To summarize, the key points of mission theft:

  1. Use an atomic variable to store both Steal and Head values.
  2. Run the cMP-SWp command to ensure that no modification is performed during the operation. If yes, try again.
  3. Only one theft operation can succeed at a time.

The above method implements a ring buffer that is safe for concurrency using only one atomic variable, which is very clever.

Other optimizations for Work Steal

In addition to the core data structures mentioned above, there are other techniques that can be used to improve the efficiency of task stealing. Here are a few:

  1. Limit the number of threads that can steal at the same time. Since waiting for the thread to wake up is to wake up everyone at once, it is possible that everyone is stealing tasks from other threads and the competition is too fierce. To avoid this, Tokio by default allows only half of the threads to steal, while the rest of the threads continue to sleep.
  2. Fairness of stolen objects. The so-called “wool pulling can not stare at a sheep pulling”, the choice of stealing target should also be random, so the initial stealing target is determined by a random number generator, to ensure fairness, so that the task of the queue is more even.
  3. Stealing operations should not be too frequent, so the number of stolen tasks should not be too small, so Tokio adopts a “wholesale” strategy, stealing half the number of tasks in the current queue each time.

The problems Work Steal doesn’t solve

There are still some problems with Work Steal, such as where to put tasks when the local queue is flooded with them all at once. Local queues of unlimited length are obviously not an option, which would completely break the ring buffer design described above. Tokio’s solution is to maintain a common queue outside the local queue. Tasks that cannot be placed locally can be placed in the common queue. Due to the existence of the local queue, there are few opportunities to access the common queue, so the competition is not too fierce and the efficiency is guaranteed.

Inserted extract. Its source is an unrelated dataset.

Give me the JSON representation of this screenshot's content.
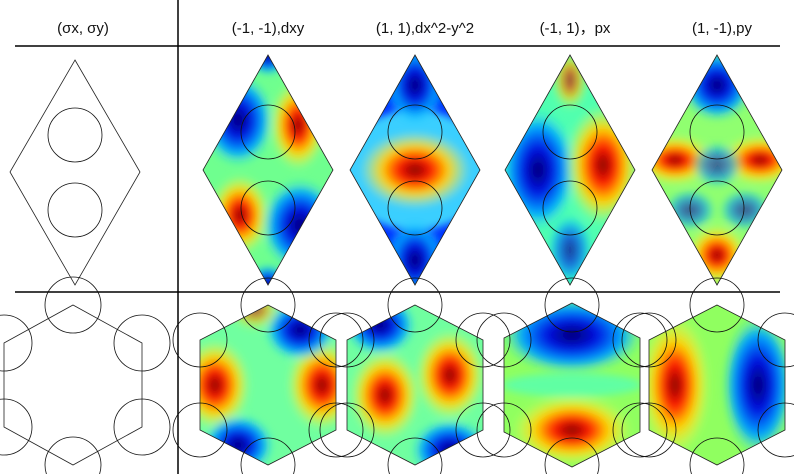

Even then, there are follow-up problems, such as the possibility that if all threads give priority to the local queue, the task on the common queue will never be scheduled. In order to avoid such imbalance, Tokio stipulated that each thread should go to the common queue to have a look after taking tasks from 61 local queues. Through this mechanism, tasks in the common queue would be scheduled within a limited time. As for the strange number 61, there’s an explanation in the code, which translates as “Copy from Golang. Why ask Golang?”

/// The number is fairly arbitrary. I believe this value was copied from golang.
Copy the code

conclusion

Tokio implements an efficient task stealing mechanism for its multithreaded executor, which ensures that multiple threads can schedule tasks efficiently and evenly. Tokio’s task scheduling system is the “cornerstone” of other components, and future articles will continue to analyze other components of Tokio, and will certainly mention the role this cornerstone plays.